In the nomination letter from The Epoch Times, Deputy Editor-in-Chief Stephen Gregory said that the topic of the articles—forced, live organ harvesting in China—is important and under-reported.
“Hospitals are working hand in glove with the Chinese regime’s repressive security apparatus, and doctors, using the skills meant to heal, are killing helpless prisoners of conscience by removing their organs,” stated Gregory in the letter. He added that the four articles by Robertson submitted on the topic “are a sample of a larger body of work and are the fruit of over two years of consistent effort.”
In praising Robertson’s work on the extremely complicated and sensitive issue, Gregory pointed to his professionalism and dedicated focus.
“Matt [Robertson] has developed contacts with all of the major investigators and human rights organizations in the West concerned with organ harvesting in China and has proven adept at digging important stories out of information publicly available on the Chinese web,” wrote Gregory.

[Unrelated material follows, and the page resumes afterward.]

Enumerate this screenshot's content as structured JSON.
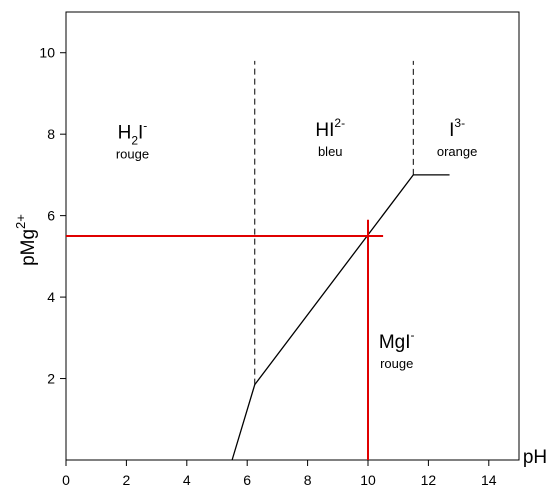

The award-winning articles include “Would Be China Defector, Once Bo Xilai’s Right Hand, Oversaw Organ Harvesting,” about a high-ranking Chinese security official’s forced organ techniques; “After Bo Xilai’s Purge, Searches For ‘Organ Harvest’ Suddenly Allowed,” which analyzes Internet traffic to examine the struggle within the Chinese leadership over accountability for these crimes; “Accused Chinese Organ Harvester Lurks in Transplant Community,” about a Chinese doctor who was head of the organ transplantation unit at a hospital implicated in organ harvesting; “Friendly Ties Come With Award, But Ethicists Object,” on how a major university may have sacrificed ethics for the chance to develop closer ties with China; and “Book Exposes Organized Killing for Organs in China,” a review of State Organs: Transplant Abuse in China, a compilation of works from dozen specialists addressing the issue of organ sourcing practices in China.
In an interview about winning the award, Robertson said he found it gratifying.
“I think it’s awesome that SPJ gave this award because China is a controversial topic to some degree,” said Robertson. “Journalists in China—if they report on this—would probably have their visas denied, so it’s being pushed aside.”
Robertson began learning Chinese in 2007. He lived in Taiwan for eight months of immersion study. Learning aids included the Chinese-language edition of The Epoch Times, listening to NTD Television and Voice of America, studying reams of Communist Party propaganda, watching ancient Chinese drama serials, and reading the books of Falun Dafa.
To produce the articles, Robertson noted that he made all the phone calls and checked all the available sources, as good journalists do, but had to go well beyond.
“It’s much harder than reporting on subjects in the Western world, because the information is so much harder to get. You cross-check many sources and make some inferences.”
He said that he is “standing on the shoulders of the amazing research done by others, including my Chinese colleagues at The Epoch Times, and also the great work of other Chinese researchers.”
“Through my investigation I found not only gross abuses of human rights, evil things, really, that the Chinese regime has done, but also lack of fortitude in the West in the face of those things.”
“Tens of thousands of prisoners of conscience may have been killed from organ harvesting,” said Robertson. “In Mainland China, military hospitals and labor camps have worked together to carry this out.”
The winners of the Sigma Delta Chi awards were announced on April 23, 2013 on their website.